Drs. Buffington, Parsons, Stanbery and Crebbin are all positive that the injury to the plaintiff's right eye is a hole in the macula, as a result of which he has lost central vision in that eye and that the injury either was or could have been produced by the blow he received on his cheekbone. From their testimony we learn that disease, especially one associated with old age, is one of the causes of such a condition in the eye but that trauma is also a frequent prevailing cause.
Drs. Buffington, Parsons, and Stanbery fix the vision in plaintiff's right eye at twenty-two-hundredths which means that he has an impairment in the central vision of that eye of from 90 to 95%. Dr. Crebbin in his report does not fix the loss of vision in terms of percentage but states that the "loss of sight in a direct focal line is considerable" and that "our most important sight is central vision." He states that in his opinion "the fact that other examiners have been able to obtain sight in this eye is that they were actually testing not exact central but more perepheral vision."

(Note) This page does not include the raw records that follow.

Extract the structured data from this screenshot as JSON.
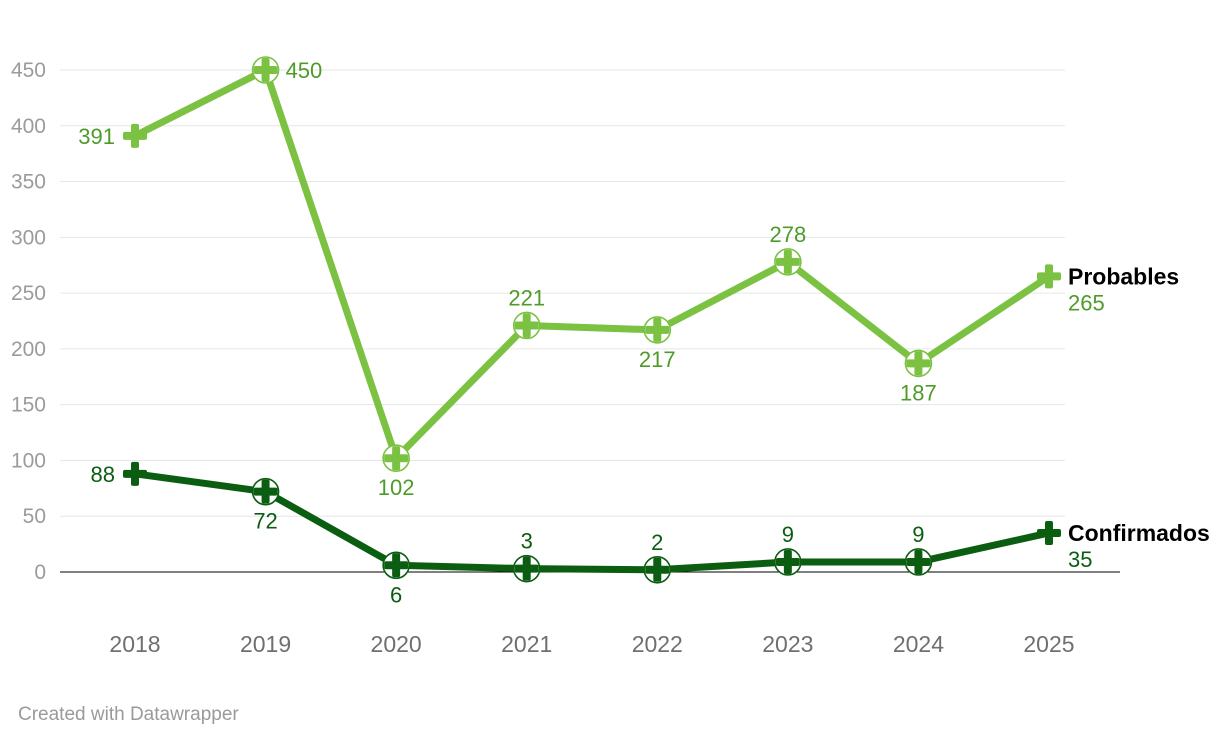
{
  "chart_data": {
    "type": "line",
    "title": "",
    "x": [
      "2018",
      "2019",
      "2020",
      "2021",
      "2022",
      "2023",
      "2024",
      "2025"
    ],
    "ylim": [
      0,
      450
    ],
    "ytick_step": 50,
    "yticks": [
      0,
      50,
      100,
      150,
      200,
      250,
      300,
      350,
      400,
      450
    ],
    "grid": true,
    "legend_position": "right-of-line-end",
    "series": [
      {
        "name": "Probables",
        "color": "#7bc142",
        "label_color": "#4e9b2a",
        "values": [
          391,
          450,
          102,
          221,
          217,
          278,
          187,
          265
        ],
        "label_positions": [
          "left",
          "right",
          "below",
          "above",
          "below",
          "above",
          "below",
          "end"
        ]
      },
      {
        "name": "Confirmados",
        "color": "#0b5e11",
        "label_color": "#0b5e11",
        "values": [
          88,
          72,
          6,
          3,
          2,
          9,
          9,
          35
        ],
        "label_positions": [
          "left",
          "below",
          "below",
          "above",
          "above",
          "above",
          "above",
          "end"
        ]
      }
    ]
  },
  "colors": {
    "grid": "#e6e6e6",
    "zero_line": "#000000",
    "axis_text": "#9b9b9b",
    "year_text": "#6f6f6f",
    "footer_text": "#9a9a9a",
    "end_label_name": "#000000"
  },
  "footer": {
    "attribution": "Created with Datawrapper"
  }
}
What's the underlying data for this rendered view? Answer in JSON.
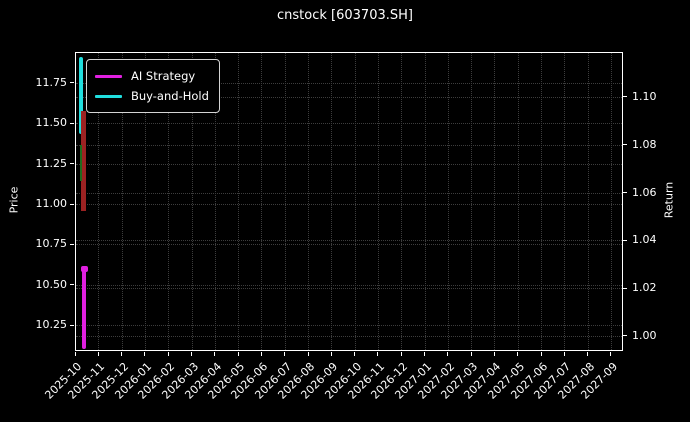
{
  "window": {
    "background": "#000000"
  },
  "chart_data": {
    "type": "line",
    "title": "cnstock [603703.SH]",
    "grid": {
      "on": true,
      "color": "#3d3d3d",
      "style": "dotted"
    },
    "left_axis": {
      "label": "Price",
      "min": 10.089,
      "max": 11.942,
      "tick_labels": [
        "11.75",
        "11.50",
        "11.25",
        "11.00",
        "10.75",
        "10.50",
        "10.25"
      ],
      "tick_values": [
        11.75,
        11.5,
        11.25,
        11.0,
        10.75,
        10.5,
        10.25
      ]
    },
    "right_axis": {
      "label": "Return",
      "min": 0.9937,
      "max": 1.1188,
      "tick_labels": [
        "1.10",
        "1.08",
        "1.06",
        "1.04",
        "1.02",
        "1.00"
      ],
      "tick_values": [
        1.1,
        1.08,
        1.06,
        1.04,
        1.02,
        1.0
      ]
    },
    "x_axis": {
      "tick_labels": [
        "2025-10",
        "2025-11",
        "2025-12",
        "2026-01",
        "2026-02",
        "2026-03",
        "2026-04",
        "2026-05",
        "2026-06",
        "2026-07",
        "2026-08",
        "2026-09",
        "2026-10",
        "2026-11",
        "2026-12",
        "2027-01",
        "2027-02",
        "2027-03",
        "2027-04",
        "2027-05",
        "2027-06",
        "2027-07",
        "2027-08",
        "2027-09"
      ]
    },
    "legend": {
      "position": "upper left",
      "entries": [
        {
          "label": "AI Strategy",
          "color": "#e120e1"
        },
        {
          "label": "Buy-and-Hold",
          "color": "#20dede"
        }
      ]
    },
    "series": [
      {
        "name": "Buy-and-Hold",
        "axis": "right",
        "color": "#20dede",
        "x_frac": 0.0055,
        "width": 4,
        "val_min": 1.085,
        "val_max": 1.117
      },
      {
        "name": "AI Strategy",
        "axis": "right",
        "color": "#e120e1",
        "x_frac": 0.011,
        "width": 4,
        "val_min": 0.995,
        "val_max": 1.0297,
        "head_width": 7,
        "head_height": 6
      }
    ],
    "candlesticks": [
      {
        "kind": "down",
        "color": "#9c2222",
        "x_frac": 0.01,
        "width": 5,
        "val_min": 10.96,
        "val_max": 11.58
      },
      {
        "kind": "up",
        "color": "#1f6b1f",
        "x_frac": 0.008,
        "width": 2,
        "val_min": 11.15,
        "val_max": 11.37
      }
    ]
  }
}
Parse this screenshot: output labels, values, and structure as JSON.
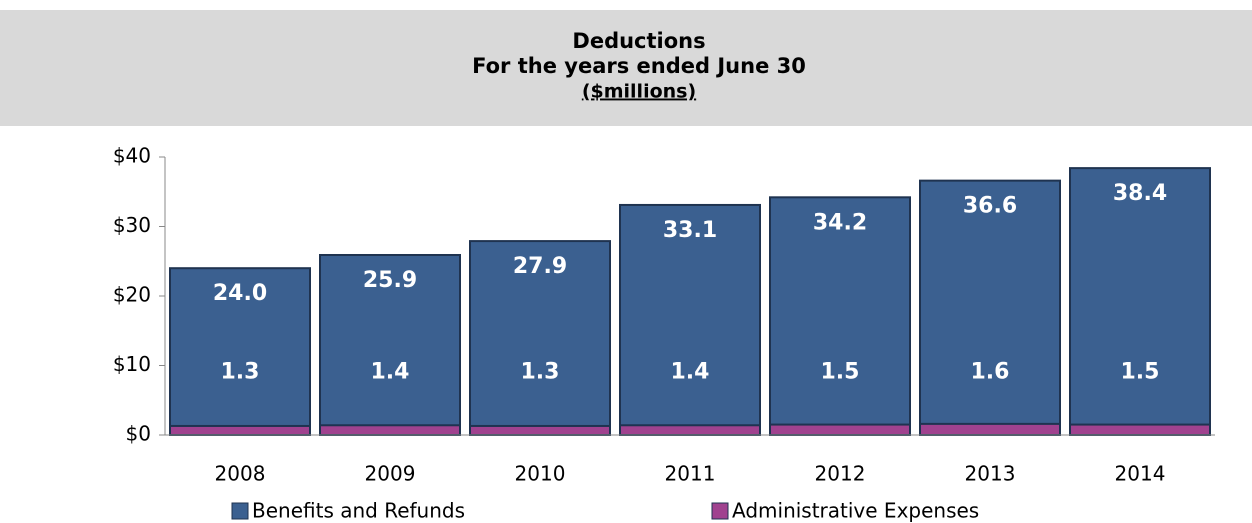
{
  "chart_data": {
    "type": "bar",
    "title": "Deductions",
    "subtitle": "For the years ended June 30",
    "unit_label": "($millions)",
    "categories": [
      "2008",
      "2009",
      "2010",
      "2011",
      "2012",
      "2013",
      "2014"
    ],
    "series": [
      {
        "name": "Benefits and Refunds",
        "color": "#3b6090",
        "values": [
          24.0,
          25.9,
          27.9,
          33.1,
          34.2,
          36.6,
          38.4
        ],
        "value_labels": [
          "24.0",
          "25.9",
          "27.9",
          "33.1",
          "34.2",
          "36.6",
          "38.4"
        ]
      },
      {
        "name": "Administrative Expenses",
        "color": "#a0428f",
        "values": [
          1.3,
          1.4,
          1.3,
          1.4,
          1.5,
          1.6,
          1.5
        ]
      }
    ],
    "ylim": [
      0,
      40
    ],
    "yticks": [
      {
        "value": 0,
        "label": "$0"
      },
      {
        "value": 10,
        "label": "$10"
      },
      {
        "value": 20,
        "label": "$20"
      },
      {
        "value": 30,
        "label": "$30"
      },
      {
        "value": 40,
        "label": "$40"
      }
    ]
  }
}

Drs. Bahn and Bergman refer to plaintiff's injury as a depression in the macula which we would judge from their testimony they consider to be very slight. Dr. Bahn fixes vision at twenty-two-hundredths-minus with an 8.5% disability in sight which he thinks is due to some previous injury or disease antedating the accident described by the plaintiff some three months. He states his conclusion to be that plaintiff has perfect vision in his left eye and twenty-thirtieths or better in the right and that maximum disability is approximately 8.5%. He concedes that a man with twenty-two-hundredths vision has a sight disability, industrially speaking, of 90%. Answering a hypothetical question he states that a man with a hole in the macula has a vision of twenty-seventieths, which according to certain charts registering these things, gives a disability of 36.1%. Dr. Bahn rates the proportion of cases in which accidents like the one described by plaintiff may produce a hole in the macula at five thousand to one. To say the least this is certainly at very great variance with the testimony of the other experts in the case.
Dr. Bergman found as a result of tests conducted by him that both of plaintiff's eyes were normal. On cross-examination he states that he found something in the right eye which resembles a hole in the macula and finally gives his conclusion that plaintiff sees twenty-thirtieths in that eye which is not normal actually but is *Page 132 normal for industrial purposes. He also admits that a man with twenty-two-hundredths vision in an eye can not carry on industrial pursuits.
Drs. Bahn and Bergman seem to have been more interested in the malingering tests they put the plaintiff through and their opinions apparently are based on their convictions that plaintiff is a malingerer. This is altogether contrary to the findings of all the other experts including, we might state, those of Dr. Crebbin himself to whom plaintiff had been referred for examination by the defendant.
Our conclusion based upon the testimony as a whole is that plaintiff has lost central vision in his right eye, that perepheral vision in that eye is of little use to him, and that as far as his work which he was accustomed to perform is concerned, he has lost the use of an eye. That amounts, in contemplation of our Compensation Law, to the loss of the eye itself.
We hold therefore that plaintiff is entitled to an amendment of the judgment in the respect he prays for in his answer to the appeal.
It is therefore ordered that the judgment appealed from be, and the same is hereby amended by increasing the amount of the award of weekly compensation from the sum of $15 to the sum of $20, for a period of one hundred weeks so as to make the total amount of the award $2090 instead of $1590, and that as thus amended it be affirmed, all at the costs of the appellant.